An verschiedenen psychischen Erkrankungen leidet die Viernheimerin seit ihrer frühen Jugend. „Das war schon heftig“, fasst sie zusammen. Sie war als junge Frau berufstätig: erst als Arzthelferin und nach einer Umschulung als Bürokauffrau. Mit ihrer Erkrankung konnte niemand umgehen: „Da kommen von Außenstehenden dann so Tipps wie ,Reiß Dich mal zusammen’“.
Hilfenetz brach erst zusammen
Ihre Mutter hatte ihr zu dieser Zeit vieles abgenommen. Nach dem Tod ihres Vaters und später ihrer Mutter sei der Zusammenbruch gekommen. In die Erwerbsunfähigkeitsrente wurde Petra Thomas nach mehreren Klinikaufenthalten und einer Reha im Januar 2001 entlassen. Seither war sie bei der Caritas in einer Betreuung: In ihrer Wohnung wurde sie zweimal die Woche von einem Sozialarbeiter besucht.
Petra Thomas verbrachte außerdem viel Zeit in der Tagesstätte der Caritas, wo sie auch in Kontakt mit Jörg Wieandt kam, der sie schließlich in das Zuverdienstprojekt vermittelte. „Das hat mir alles sehr viel gebracht, es wäre ohne die Betreuung alles nicht gegangen“, schaut Thomas dankbar auf das enggeknüpfte Hilfenetz durch die Caritas zurück. Abgesehen von der Tagesstruktur habe sie sich auch dort nützlich machen können und viel positives Feedback bekommen. Sie wollte dann die nächste Stufe erklimmen und „wieder etwas leisten“.

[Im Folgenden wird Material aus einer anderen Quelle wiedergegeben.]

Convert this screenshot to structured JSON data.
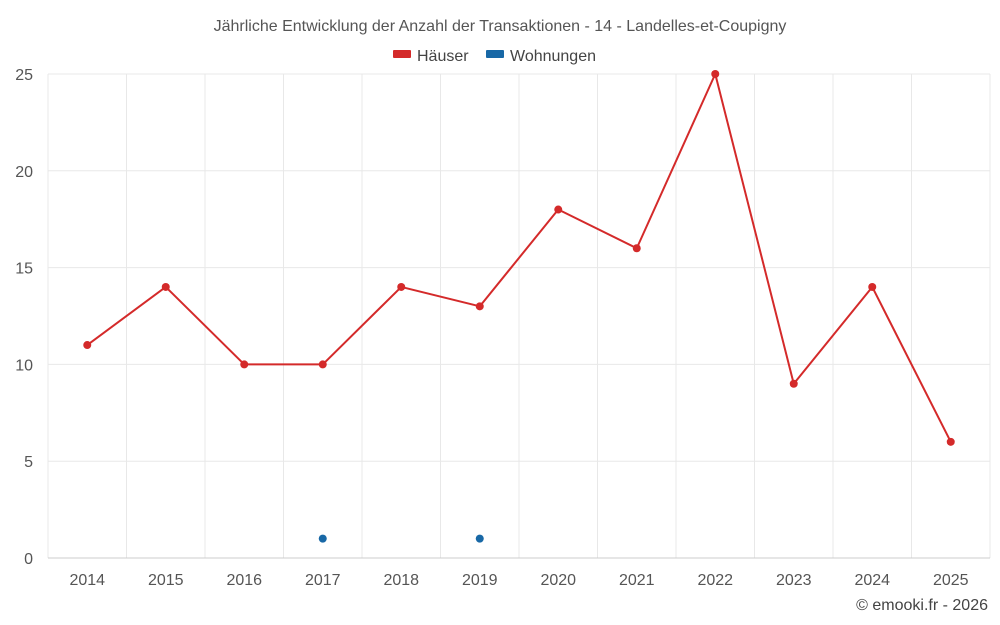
{
  "chart_data": {
    "type": "line",
    "title": "Jährliche Entwicklung der Anzahl der Transaktionen - 14 - Landelles-et-Coupigny",
    "x": [
      "2014",
      "2015",
      "2016",
      "2017",
      "2018",
      "2019",
      "2020",
      "2021",
      "2022",
      "2023",
      "2024",
      "2025"
    ],
    "ylim": [
      0,
      25
    ],
    "yticks": [
      0,
      5,
      10,
      15,
      20,
      25
    ],
    "grid": true,
    "legend_position": "top-center",
    "series": [
      {
        "name": "Häuser",
        "color": "#d42a2a",
        "style": "line-with-markers",
        "values": [
          11,
          14,
          10,
          10,
          14,
          13,
          18,
          16,
          25,
          9,
          14,
          6
        ]
      },
      {
        "name": "Wohnungen",
        "color": "#1868a6",
        "style": "markers-only",
        "values": [
          null,
          null,
          null,
          1,
          null,
          1,
          null,
          null,
          null,
          null,
          null,
          null
        ]
      }
    ]
  },
  "credit": "© emooki.fr - 2026"
}
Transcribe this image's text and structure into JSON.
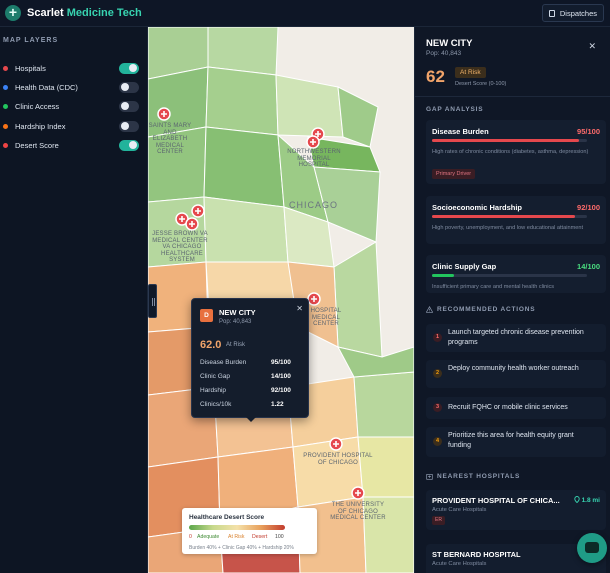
{
  "app": {
    "brand_part1": "Scarlet",
    "brand_part2": "Medicine Tech",
    "plus_icon": "plus-icon"
  },
  "header": {
    "dispatch_label": "Dispatches"
  },
  "sidebar": {
    "title": "MAP LAYERS",
    "layers": [
      {
        "label": "Hospitals",
        "color": "#e5484d",
        "on": true
      },
      {
        "label": "Health Data (CDC)",
        "color": "#3b82f6",
        "on": false
      },
      {
        "label": "Clinic Access",
        "color": "#22c55e",
        "on": false
      },
      {
        "label": "Hardship Index",
        "color": "#f97316",
        "on": false
      },
      {
        "label": "Desert Score",
        "color": "#ef4444",
        "on": true
      }
    ]
  },
  "map": {
    "city_label": "CHICAGO",
    "places": [
      "SAINTS MARY AND ELIZABETH MEDICAL CENTER",
      "NORTHWESTERN MEMORIAL HOSPITAL",
      "JESSE BROWN VA MEDICAL CENTER",
      "VA CHICAGO HEALTHCARE SYSTEM",
      "HOSPITAL MEDICAL CENTER",
      "PROVIDENT HOSPITAL OF CHICAGO",
      "THE UNIVERSITY OF CHICAGO MEDICAL CENTER"
    ]
  },
  "popup": {
    "badge": "D",
    "title": "NEW CITY",
    "pop": "Pop: 40,843",
    "score": "62.0",
    "status": "At Risk",
    "rows": [
      {
        "label": "Disease Burden",
        "value": "95/100"
      },
      {
        "label": "Clinic Gap",
        "value": "14/100"
      },
      {
        "label": "Hardship",
        "value": "92/100"
      },
      {
        "label": "Clinics/10k",
        "value": "1.22"
      }
    ]
  },
  "legend": {
    "title": "Healthcare Desert Score",
    "min": "0",
    "adequate": "Adequate",
    "at_risk": "At Risk",
    "desert": "Desert",
    "max": "100",
    "formula": "Burden 40% + Clinic Gap 40% + Hardship 20%"
  },
  "panel": {
    "city": "NEW CITY",
    "pop": "Pop: 40,843",
    "score": "62",
    "status": "At Risk",
    "score_sub": "Desert Score (0-100)",
    "gap_title": "GAP ANALYSIS",
    "gaps": [
      {
        "title": "Disease Burden",
        "value": "95/100",
        "pct": 95,
        "color": "#e5484d",
        "desc": "High rates of chronic conditions (diabetes, asthma, depression)",
        "tag": "Primary Driver"
      },
      {
        "title": "Socioeconomic Hardship",
        "value": "92/100",
        "pct": 92,
        "color": "#e5484d",
        "desc": "High poverty, unemployment, and low educational attainment",
        "tag": ""
      },
      {
        "title": "Clinic Supply Gap",
        "value": "14/100",
        "pct": 14,
        "color": "#22c55e",
        "desc": "Insufficient primary care and mental health clinics",
        "tag": ""
      }
    ],
    "actions_title": "RECOMMENDED ACTIONS",
    "actions": [
      {
        "num": "1",
        "text": "Launch targeted chronic disease prevention programs",
        "color": "#e5484d"
      },
      {
        "num": "2",
        "text": "Deploy community health worker outreach",
        "color": "#f59e0b"
      },
      {
        "num": "3",
        "text": "Recruit FQHC or mobile clinic services",
        "color": "#e5484d"
      },
      {
        "num": "4",
        "text": "Prioritize this area for health equity grant funding",
        "color": "#f59e0b"
      }
    ],
    "hospitals_title": "NEAREST HOSPITALS",
    "hospitals": [
      {
        "name": "PROVIDENT HOSPITAL OF CHICA...",
        "dist": "1.8 mi",
        "type": "Acute Care Hospitals",
        "tag": "ER"
      },
      {
        "name": "ST BERNARD HOSPITAL",
        "dist": "",
        "type": "Acute Care Hospitals",
        "tag": ""
      }
    ]
  }
}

Nach 18 Jahren, die sie nicht mehr berufstätig war, war es ein großer Schritt, sich beim Pfarrbüro zu bewerben. „Ganztags zu arbeiten würde ich mir nicht mehr zutrauen“, betont Petra Thomas, „aber einen Minijob sehr wohl.“ Für Wieandt ist es auch nicht einfach, die Interessenten zu vermitteln, denn die Bereitschaft bei den Betrieben in Viernheim sei „nicht so doll“, wie er erzählt. Er habe unzählige „Klinken geputzt“. Pfarrer Ronald Givens sei sehr offen für das Thema gewesen.
Dabei sei das Risiko für die Arbeitgeber denkbar gering: Sie zahlen pro Stunde eine sogenannte Motivationszuwendung von 2,50 Euro. Die Unfallversicherung und eventuell anfallende Fahrtkosten trägt die Caritas, finanziert vom Kreis.

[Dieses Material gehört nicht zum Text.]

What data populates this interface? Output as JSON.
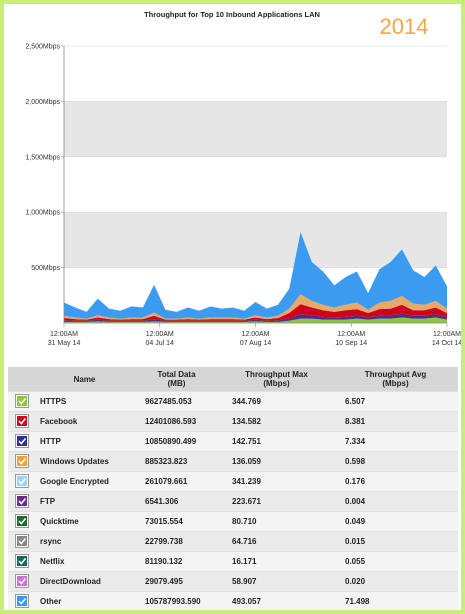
{
  "chart_data": {
    "type": "stacked-area",
    "title": "Throughput for Top 10 Inbound Applications LAN",
    "annotation": "2014",
    "x": [
      "2014-05-31",
      "2014-06-04",
      "2014-06-08",
      "2014-06-12",
      "2014-06-16",
      "2014-06-20",
      "2014-06-24",
      "2014-06-28",
      "2014-07-02",
      "2014-07-06",
      "2014-07-10",
      "2014-07-14",
      "2014-07-18",
      "2014-07-22",
      "2014-07-26",
      "2014-07-30",
      "2014-08-03",
      "2014-08-07",
      "2014-08-11",
      "2014-08-15",
      "2014-08-19",
      "2014-08-23",
      "2014-08-27",
      "2014-08-31",
      "2014-09-04",
      "2014-09-08",
      "2014-09-12",
      "2014-09-16",
      "2014-09-20",
      "2014-09-24",
      "2014-09-28",
      "2014-10-02",
      "2014-10-06",
      "2014-10-10",
      "2014-10-14"
    ],
    "xlim": [
      "2014-05-31",
      "2014-10-14"
    ],
    "xticks": [
      {
        "value": "2014-05-31",
        "label": "12:00AM 31 May 14"
      },
      {
        "value": "2014-07-04",
        "label": "12:00AM 04 Jul 14"
      },
      {
        "value": "2014-08-07",
        "label": "12:00AM 07 Aug 14"
      },
      {
        "value": "2014-09-10",
        "label": "12:00AM 10 Sep 14"
      },
      {
        "value": "2014-10-14",
        "label": "12:00AM 14 Oct 14"
      }
    ],
    "ylim": [
      0,
      2500
    ],
    "yticks": [
      {
        "value": 500,
        "label": "500Mbps"
      },
      {
        "value": 1000,
        "label": "1,000Mbps"
      },
      {
        "value": 1500,
        "label": "1,500Mbps"
      },
      {
        "value": 2000,
        "label": "2,000Mbps"
      },
      {
        "value": 2500,
        "label": "2,500Mbps"
      }
    ],
    "grid": true,
    "series": [
      {
        "color": "#8dc63f",
        "values": [
          10,
          10,
          10,
          15,
          10,
          10,
          10,
          10,
          15,
          10,
          10,
          10,
          10,
          10,
          10,
          10,
          10,
          15,
          10,
          10,
          20,
          40,
          40,
          30,
          30,
          30,
          40,
          30,
          40,
          40,
          50,
          40,
          40,
          50,
          30
        ]
      },
      {
        "color": "#4b2e8a",
        "values": [
          15,
          10,
          10,
          15,
          10,
          10,
          10,
          10,
          20,
          10,
          10,
          10,
          10,
          10,
          10,
          10,
          10,
          15,
          10,
          15,
          20,
          40,
          30,
          25,
          20,
          25,
          25,
          20,
          25,
          30,
          35,
          25,
          25,
          30,
          20
        ]
      },
      {
        "color": "#d0021b",
        "values": [
          20,
          15,
          10,
          20,
          15,
          10,
          15,
          15,
          30,
          10,
          10,
          15,
          10,
          15,
          15,
          15,
          10,
          20,
          15,
          20,
          50,
          90,
          70,
          60,
          50,
          60,
          60,
          40,
          60,
          60,
          80,
          50,
          50,
          60,
          40
        ]
      },
      {
        "color": "#e8a868",
        "values": [
          20,
          15,
          10,
          20,
          15,
          10,
          15,
          15,
          30,
          10,
          10,
          15,
          10,
          15,
          15,
          15,
          10,
          20,
          15,
          20,
          40,
          90,
          60,
          50,
          40,
          50,
          60,
          30,
          60,
          70,
          80,
          60,
          50,
          60,
          40
        ]
      },
      {
        "color": "#3a9bf0",
        "values": [
          120,
          90,
          60,
          150,
          80,
          70,
          100,
          90,
          250,
          80,
          60,
          90,
          70,
          100,
          80,
          90,
          70,
          120,
          80,
          100,
          180,
          560,
          350,
          300,
          200,
          250,
          280,
          150,
          300,
          350,
          420,
          300,
          250,
          320,
          200
        ]
      }
    ]
  },
  "table": {
    "headers": [
      [
        "Name"
      ],
      [
        "Total Data",
        "(MB)"
      ],
      [
        "Throughput Max",
        "(Mbps)"
      ],
      [
        "Throughput Avg",
        "(Mbps)"
      ]
    ],
    "rows": [
      {
        "color": "#8dc63f",
        "cells": [
          "HTTPS",
          "9627485.053",
          "344.769",
          "6.507"
        ]
      },
      {
        "color": "#d0021b",
        "cells": [
          "Facebook",
          "12401086.593",
          "134.582",
          "8.381"
        ]
      },
      {
        "color": "#2e3192",
        "cells": [
          "HTTP",
          "10850890.499",
          "142.751",
          "7.334"
        ]
      },
      {
        "color": "#f7a035",
        "cells": [
          "Windows Updates",
          "885323.823",
          "136.059",
          "0.598"
        ]
      },
      {
        "color": "#9fd3f5",
        "cells": [
          "Google Encrypted",
          "261079.661",
          "341.239",
          "0.176"
        ]
      },
      {
        "color": "#6a2c91",
        "cells": [
          "FTP",
          "6541.306",
          "223.671",
          "0.004"
        ]
      },
      {
        "color": "#1e6b2e",
        "cells": [
          "Quicktime",
          "73015.554",
          "80.710",
          "0.049"
        ]
      },
      {
        "color": "#888888",
        "cells": [
          "rsync",
          "22799.738",
          "64.716",
          "0.015"
        ]
      },
      {
        "color": "#1a6b5e",
        "cells": [
          "Netflix",
          "81190.132",
          "16.171",
          "0.055"
        ]
      },
      {
        "color": "#d070d0",
        "cells": [
          "DirectDownload",
          "29079.495",
          "58.907",
          "0.020"
        ]
      },
      {
        "color": "#3399ff",
        "cells": [
          "Other",
          "105787993.590",
          "493.057",
          "71.498"
        ]
      }
    ]
  }
}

„Das Ziel des Projekts ist auch nicht, Geld zu verdienen“, betont Wieandt, „sondern Wertschätzung, Teilhabe am Arbeitsleben und das Gefühl, gebraucht zu werden.“ Petra Thomas und andere Klienten sollten während des Projekts so stabil werden, dass sie in einen 450-Euro-Job vermittelt werden könnten. „Es tut so gut, zu hören ,Schön, dass Sie da sind’ und helfen zu können“, sagt Petra Thomas.
Wenn sie fest übernommen würde oder woanders in einem regulären Beschäftigungsverhältnis arbeiten könnte, würde ihr größter Wunsch in Erfüllung gehen. Während der Projektlaufzeit von einem halben Jahr hat sie alle 14 Tage ein Gespräch mit Wieandt. „Mir macht das auch riesig Spaß“, fasst der Diplom-Pädagoge zusammen.

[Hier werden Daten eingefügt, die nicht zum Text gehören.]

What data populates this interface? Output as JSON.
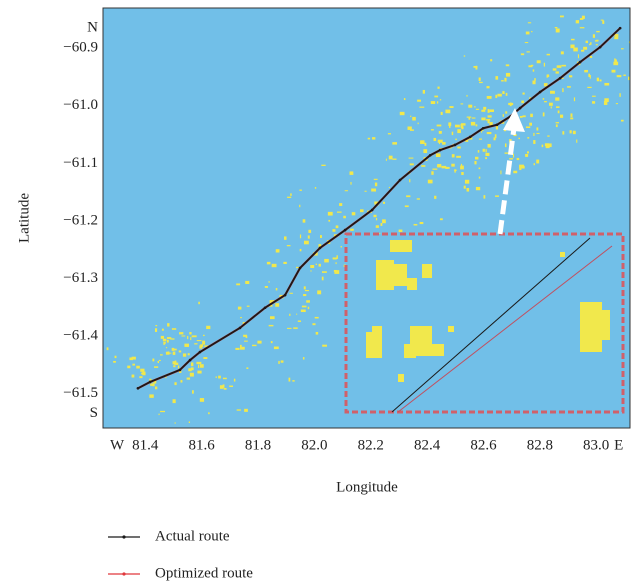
{
  "chart_data": {
    "type": "line",
    "x_label": "Longitude",
    "y_label": "Latitude",
    "x": [
      81.374,
      81.417,
      81.523,
      81.559,
      81.594,
      81.736,
      81.825,
      81.896,
      81.949,
      82.02,
      82.109,
      82.205,
      82.304,
      82.411,
      82.446,
      82.499,
      82.553,
      82.599,
      82.648,
      82.694,
      82.73,
      82.801,
      82.872,
      82.943,
      83.014,
      83.085
    ],
    "series": [
      {
        "name": "Actual route",
        "color": "#1a1a1a",
        "values": [
          -61.491,
          -61.48,
          -61.459,
          -61.442,
          -61.428,
          -61.386,
          -61.351,
          -61.329,
          -61.282,
          -61.247,
          -61.216,
          -61.181,
          -61.129,
          -61.086,
          -61.077,
          -61.068,
          -61.054,
          -61.039,
          -61.033,
          -61.019,
          -61.004,
          -60.976,
          -60.952,
          -60.924,
          -60.898,
          -60.865
        ]
      },
      {
        "name": "Optimized route",
        "color": "#e0383c",
        "values": [
          -61.491,
          -61.48,
          -61.459,
          -61.442,
          -61.428,
          -61.386,
          -61.351,
          -61.329,
          -61.282,
          -61.247,
          -61.216,
          -61.181,
          -61.129,
          -61.086,
          -61.077,
          -61.068,
          -61.054,
          -61.039,
          -61.033,
          -61.019,
          -61.004,
          -60.976,
          -60.952,
          -60.924,
          -60.898,
          -60.865
        ]
      }
    ],
    "xlim": [
      81.25,
      83.12
    ],
    "xticks": [
      {
        "value": 81.3,
        "label": "W"
      },
      81.4,
      81.6,
      81.8,
      {
        "value": 82,
        "label": "82.0"
      },
      82.2,
      82.4,
      82.6,
      82.8,
      {
        "value": 83,
        "label": "83.0"
      },
      {
        "value": 83.08,
        "label": "E"
      }
    ],
    "ylim": [
      -61.56,
      -60.83
    ],
    "yticks": [
      {
        "value": -60.865,
        "label": "N"
      },
      {
        "value": -60.9,
        "label": "−60.9"
      },
      {
        "value": -61,
        "label": "−61.0"
      },
      {
        "value": -61.1,
        "label": "−61.1"
      },
      {
        "value": -61.2,
        "label": "−61.2"
      },
      {
        "value": -61.3,
        "label": "−61.3"
      },
      {
        "value": -61.4,
        "label": "−61.4"
      },
      {
        "value": -61.5,
        "label": "−61.5"
      },
      {
        "value": -61.535,
        "label": "S"
      }
    ],
    "background": "#71bfe8",
    "ice_color": "#f1e84c"
  }
}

Projekt von Caritas und Kreis
Das „Zuverdienstprojekt Bergstraße“ wurde vom Kreis im Oktober 2018 ins Leben gerufen.
Die Erstbewilligung umfasst einen Zeitraum von sechs Monaten.
Jörg Wieandt ist Projektleiter bei der Caritas. Er berät und unterstützt beide Seiten.
Wieandt sucht noch weitere Firmen und Institutionen, die bereit sind, einen solchen „Praktikanten“ aufzunehmen. Er ist erreichbar unter Telefon 06204/92 96 4-12 oder -10 und per E-Mail an die Adresse j.wieandt@caritas-bergstrasse.de.
Betroffene müssen in Hessen gemeldet sein, Erwerbsminderungsrente beziehen und dürfen keine Anbindung zum Jobcenter haben.